O estudo traz ainda o resultado dos cinco indicadores citados acima referentes à Prefeitura de Três Lagoas. Na análise da Receita Própria, que mede o total de receitas geradas pelo município, em relação ao total da receita corrente líquida, e avalia o grau de dependência das prefeituras no que se refere às transferências intergovernamentais, o município conquistou a 238ª no ranking nacional e a 4ª posição no ranking estadual com 0.6370 pontos obtidos.

Já em relação ao indicador Gastos com Pessoal, que representa quanto os municípios gastam com o pagamento de pessoal em relação ao total da Receita Corrente Líquida, Três Lagoas conquistou 0.7013 pontos, ocupando o 646º lugar no ranking nacional e o 6º lugar no ranking estadual.

No que se refere ao indicador de Investimentos, que mede a parcela do orçamento dos municípios destinada aos investimentos, Três Lagoas conquistou o Conceito A com 0.8311 pontos, ficando na 227ª posição nacional e na 5ª posição estadual.

O município de Três Lagoas também obteve Conceito B na análise do indicador de Liquidez, com 0.6660 pontos e a 947ª colocação nacional e 25ª posição estadual. O IFGF Liquidez corresponde à relação entre a suficiência de caixa das prefeituras e sua Receita Corrente Líquida.
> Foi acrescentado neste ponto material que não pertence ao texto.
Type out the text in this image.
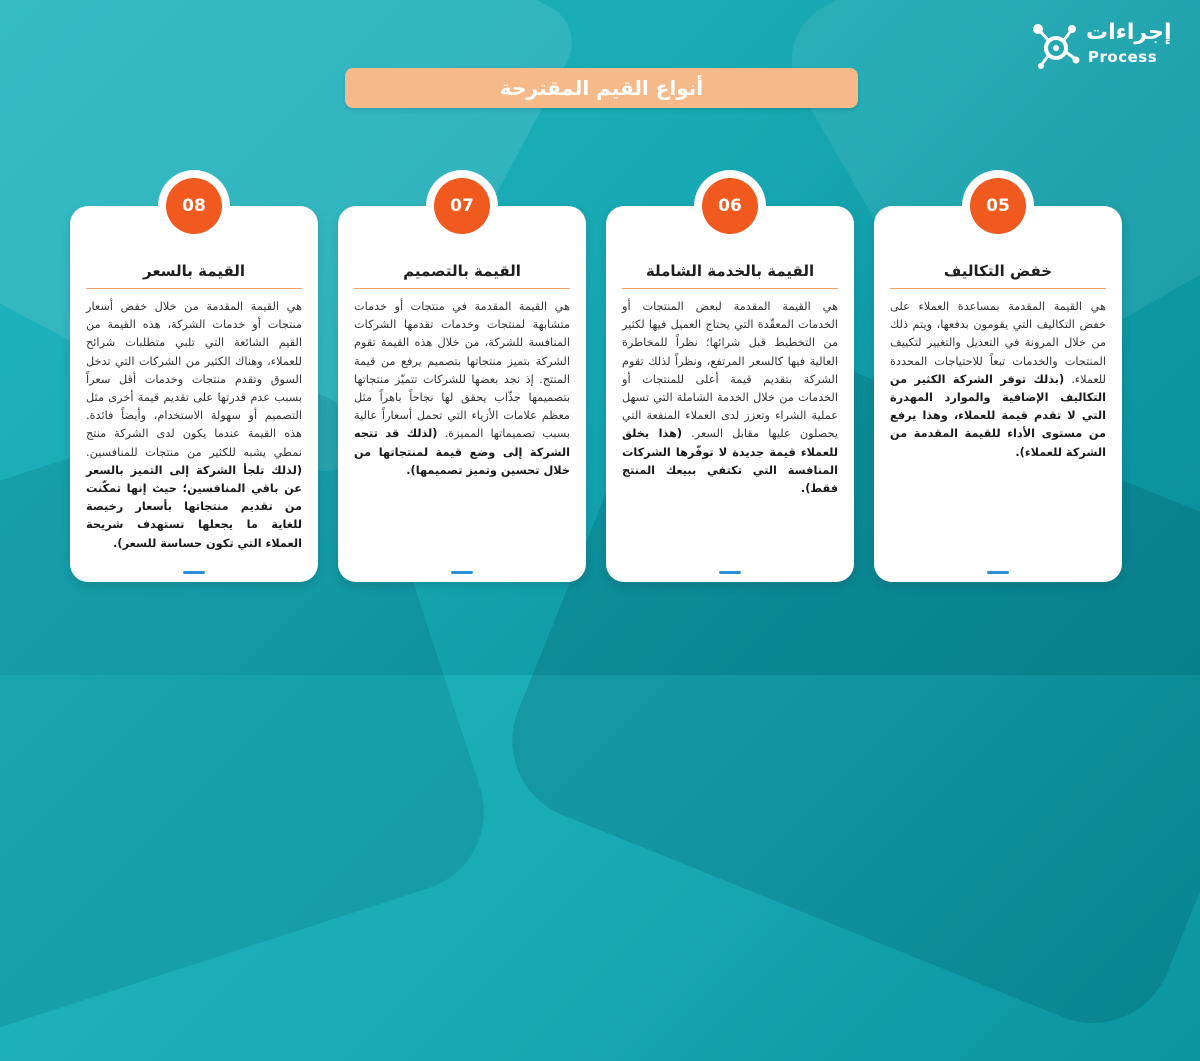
إجراءات
Process
أنواع القيم المقترحة
05
خفض التكاليف
هي القيمة المقدمة بمساعدة العملاء على خفض التكاليف التي يقومون بدفعها، ويتم ذلك من خلال المرونة في التعديل والتغيير لتكييف المنتجات والخدمات تبعاً للاحتياجات المحددة للعملاء. (بذلك توفر الشركة الكثير من التكاليف الإضافية والموارد المهدرة التي لا تقدم قيمة للعملاء، وهذا يرفع من مستوى الأداء للقيمة المقدمة من الشركة للعملاء).
06
القيمة بالخدمة الشاملة
هي القيمة المقدمة لبعض المنتجات أو الخدمات المعقّدة التي يحتاج العميل فيها لكثير من التخطيط قبل شرائها؛ نظراً للمخاطرة العالية فيها كالسعر المرتفع، ونظراً لذلك تقوم الشركة بتقديم قيمة أعلى للمنتجات أو الخدمات من خلال الخدمة الشاملة التي تسهل عملية الشراء وتعزز لدى العملاء المنفعة التي يحصلون عليها مقابل السعر. (هذا يخلق للعملاء قيمة جديدة لا توفّرها الشركات المنافسة التي تكتفي ببيعك المنتج فقط).
07
القيمة بالتصميم
هي القيمة المقدمة في منتجات أو خدمات متشابهة لمنتجات وخدمات تقدمها الشركات المنافسة للشركة، من خلال هذه القيمة تقوم الشركة بتميز منتجاتها بتصميم يرفع من قيمة المنتج. إذ نجد بعضها للشركات تتميّز منتجاتها بتصميمها جذّاب يحقق لها نجاحاً باهراً مثل معظم علامات الأزياء التي تحمل أسعاراً عالية بسبب تصميماتها المميزة. (لذلك قد تتجه الشركة إلى وضع قيمة لمنتجاتها من خلال تحسين وتميز تصميمها).
08
القيمة بالسعر
هي القيمة المقدمة من خلال خفض أسعار منتجات أو خدمات الشركة، هذه القيمة من القيم الشائعة التي تلبي متطلبات شرائح للعملاء، وهناك الكثير من الشركات التي تدخل السوق وتقدم منتجات وخدمات أقل سعراً بسبب عدم قدرتها على تقديم قيمة أخرى مثل التصميم أو سهولة الاستخدام، وأيضاً فائدة. هذه القيمة عندما يكون لدى الشركة منتج نمطي يشبه للكثير من منتجات للمنافسين. (لذلك تلجأ الشركة إلى التميز بالسعر عن باقي المنافسين؛ حيث إنها تمكّنت من تقديم منتجاتها بأسعار رخيصة للغاية ما يجعلها تستهدف شريحة العملاء التي تكون حساسة للسعر).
No último indicador analisado, Custo da Dívida, que avalia o comprometimento das Receitas Líquidas Reais com o pagamento de juros e amortizações de empréstimos contraídos em anos anteriores, mais uma vez o Município conquistou Conceito A, ou seja, Gestão de Excelência, com 0.8369 pontos.
Com os resultados dos indicadores avaliados pela conceituada Federação das Indústrias do Rio – FIRJAN, conclui-se que a Prefeitura de Três Lagoas apresentou como resultados três Conceitos B (de Boa Gestão) e dois Conceitos A (de Gestão de Excelência).

CENÁRIO NACIONAL

O estudo também avaliou o desempenho das capitais brasileiras. O Rio de Janeiro ficou com a primeira posição do ranking, seguido de São Paulo, Porto Velho, Recife e Rio Branco. Na sexta colocação, temos a capital Sul-mato-grossense, Campo Grande, sendo a única capital da região Centro-Oeste a apresentar bom desempenho no IFGF em 2013, com Conceitos A e B em todas as vertentes de indicadores.

De maneira geral, o levantamento apontou ainda que de acordo com o cenário fiscal dos municípios que apresentam atualmente alta dependência de transferências e a falta de recursos para os investimentos, o orçamento das Prefeituras brasileiras está cada vez mais comprometido, dificultando a aplicação de recursos em obras de infraestrutura e melhorias e educação, saúde, assistência social, entre outros.